22 October 2005

A spark, a little glowing ember, one I thought had gone extinct, but was only banked, I see now. Hope, that lovely spirit, re-enters, and I feel re-born while still in the same flesh I brought to this life.

Fall arrives. We called it autumn once, but no longer. A pity, that loss of the elegance of language.

Johnny, oh Johnny. We kicked and laughed, and smiled, red checked in the crisp Yorkshire air. So long ago, that kiss under a bronzed tree. That question, that promise, that "Oh yes, please, let's!" Old people dressed as children yet again, knowing with the knowledge of the old, yet hoping with the hearts of children, too, that this time, this time...

No need for precognition, we all knew that lovely spring day, that our dance would soon turn macabre, for did you and my brother, and your brother, and so many of our dear friends, not come home from Spain for that wedding in full knowledge of the coming storm?

Was that the night I went out on the terrace for a secret cigarette only to find dear, dearest Nigel there before me? What was I wearing, I remember it was cream coloured. Blonds should not wear cream, but it was the fashion, and so I rustled and startled him, and he put that brave smile back upon his face. He said something inconsequential, and went back into the house, leaving me to wonder what depths he'd been down to. How like me to have missed her, to have missed him, to have been impatient with both of them for their seemingly unconnected glooms. Was that the night he knew he would die never having held her?

Just before she died, not very many months before, she and I spoke, and for a moment we were two young women putting on a brave front for the troops, and I could see her in that splendid gown, a colour she and only she alone could have pulled off, surrounded by so many of our men. A sea of their wools and her the bright and beautiful bobbin in that ocean. Stupidly I asked her if she ever married her Lt., and she shook her head, and we were back in the horrid 21st century, her a paper thin and frail thing, dying, though I would not know it then. She whispered "Nigel," and I was alone again, with ghosts and shadows around me, as usual, as always.

Yours, too, Johnny my Johnny. I put my hand up to loosen the too tight collar you men always seem to favour, even now, and suddenly you were not in that lovely dinner jacket you wore so well, but a uniform.

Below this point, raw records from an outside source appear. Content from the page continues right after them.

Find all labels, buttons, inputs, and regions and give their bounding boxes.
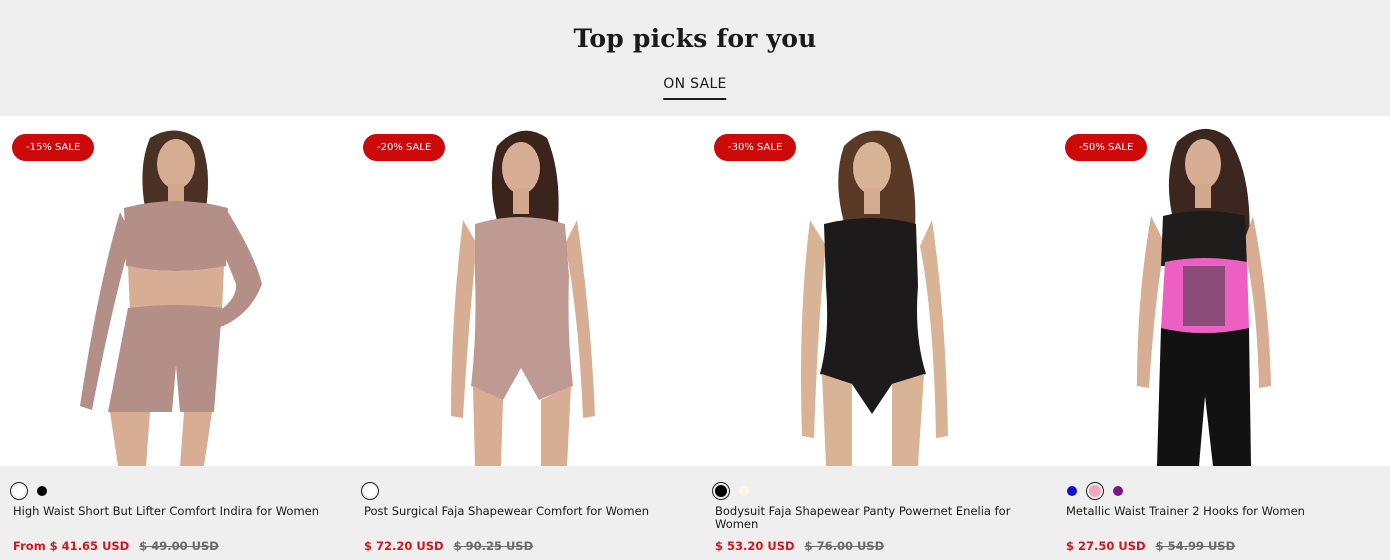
tab-on-sale[interactable]: ON SALE (663, 76, 727, 100)
price-row: $ 53.20 USD $ 76.00 USD (715, 539, 884, 553)
product-image[interactable]: -30% SALE (702, 116, 1053, 466)
sale-badge: -30% SALE (714, 134, 797, 161)
sale-badge: -15% SALE (12, 134, 95, 161)
sale-price: $ 27.50 USD (1066, 539, 1146, 553)
sale-badge: -50% SALE (1065, 134, 1148, 161)
product-photo (80, 130, 262, 466)
price-row: $ 72.20 USD $ 90.25 USD (364, 539, 533, 553)
product-photo (801, 130, 948, 466)
section-title: Top picks for you (573, 24, 817, 53)
color-swatch[interactable] (712, 482, 730, 500)
compare-price: $ 76.00 USD (804, 539, 885, 553)
sale-price: From $ 41.65 USD (13, 539, 130, 553)
color-swatches (1063, 481, 1127, 501)
product-card[interactable]: -30% SALE Bodysuit Faja Shapewear Panty … (702, 116, 1053, 560)
compare-price: $ 90.25 USD (453, 539, 534, 553)
sale-price: $ 72.20 USD (364, 539, 444, 553)
compare-price: $ 49.00 USD (139, 539, 219, 553)
price-row: From $ 41.65 USD $ 49.00 USD (13, 539, 219, 553)
color-swatch[interactable] (33, 482, 51, 500)
product-title[interactable]: Bodysuit Faja Shapewear Panty Powernet E… (715, 505, 1025, 531)
product-image[interactable]: -15% SALE (0, 116, 351, 466)
section-header: Top picks for you ON SALE (0, 0, 1390, 116)
product-image[interactable]: -20% SALE (351, 116, 702, 466)
product-photo (451, 130, 595, 466)
product-title[interactable]: Metallic Waist Trainer 2 Hooks for Women (1066, 505, 1376, 518)
product-card[interactable]: -15% SALE High Waist Short But Lifter Co… (0, 116, 351, 560)
color-swatch[interactable] (735, 482, 753, 500)
sale-badge: -20% SALE (363, 134, 446, 161)
color-swatch[interactable] (1086, 482, 1104, 500)
color-swatches (712, 481, 753, 501)
sale-price: $ 53.20 USD (715, 539, 795, 553)
product-grid: -15% SALE High Waist Short But Lifter Co… (0, 116, 1390, 560)
product-title[interactable]: High Waist Short But Lifter Comfort Indi… (13, 505, 323, 518)
compare-price: $ 54.99 USD (1155, 539, 1236, 553)
color-swatches (361, 481, 379, 501)
color-swatch[interactable] (1063, 482, 1081, 500)
color-swatch[interactable] (361, 482, 379, 500)
color-swatch[interactable] (10, 482, 28, 500)
product-card[interactable]: -50% SALE Metallic Waist Trainer 2 Hooks… (1053, 116, 1390, 560)
product-title[interactable]: Post Surgical Faja Shapewear Comfort for… (364, 505, 674, 518)
color-swatches (10, 481, 51, 501)
price-row: $ 27.50 USD $ 54.99 USD (1066, 539, 1235, 553)
product-photo (1137, 128, 1271, 466)
color-swatch[interactable] (1109, 482, 1127, 500)
product-card[interactable]: -20% SALE Post Surgical Faja Shapewear C… (351, 116, 702, 560)
product-image[interactable]: -50% SALE (1053, 116, 1390, 466)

And then you made it up from the beach, you and your men, but not through the field, and I saw you die, again, and not too very long after, I followed.

My heart, do you know what day this is? What day it really is, though they have changed the calendar, and tried to mark it last week?

We know the truth, or do you, anymore? She had to kill the music in your heart, for it was ours, to keep you locked with her in this place, this desolation, this loss she inflicted and tried to make you believe you chose for yourself.

So many lives, my heart/my soul/my everything, so very many, and this, the last one, our last one, she is quite content to see you live in utter mediocrity if it means she will die, in this life, as your so-called wife. What evil calls that 'love'? Hers, and hers alone.

And yet...

And yet hope for a contented, peaceful, productive life, albeit without you forever now, stirs in my soul with the true arrival of autumn, and a job. Memories of you and our friends-do you read the obits on the Telegraph? I do, oh Johnny, those who outlived us are now all dying. When they are all gone, will our memory dry up and blow away like the dust from a newly opened tomb? Poor Howard, would that he had listened. But you wouldn't why should he have?

The last time you listened to me was on Thara, and for five thousand years since, you have not. What a horrid, horrid waste.

It will be soon, now. I pray that you and yours will be somehow safe, yes, even her, that hateful witch. If it will make you happy. But I hoped for that before I found out-how you did try to keep that from me, and that the one nearly if not completely unforgivable sin-that you had married again-to some utter unworthy. Besides you and my equally unforgivable brother, who knew that you had taken to wife that mis-begotton abomination?

Richard. But he was prevented from telling me, and when he realized I still did not know the Christ'mass of 2002, he rushed out of doors to vomit into the stream. I have not seen him since. I was in such a shock I walked out of his mother's clutching a tea spoon. I am afraid I misplaced it, now, and cannot return it. I think I left it by the bridge. I think. If ever you go home Johnny, do see if you can find it, and return it for me, would you please?

And then in March of 2003, my son's fiancee found out, and kindly told me. She managed to get it through my head just who you'd married, for all that Richard had got out was that you'd "got on with his life." Before he had to step outside, you see.

St. Michel calls her "Consumate evil." After I'd got the complete story out of him, and others, I had to agree.

Yet, hope floats on the depths of all souls, in God's heart, does it not? And so I wish you all well. Mostly, and always.

So take care, try and prepare. You do remember how helpful it was that we were out of Thara before the destruction, and how well set we were to render aid to those who survived? Because that one time, you listened.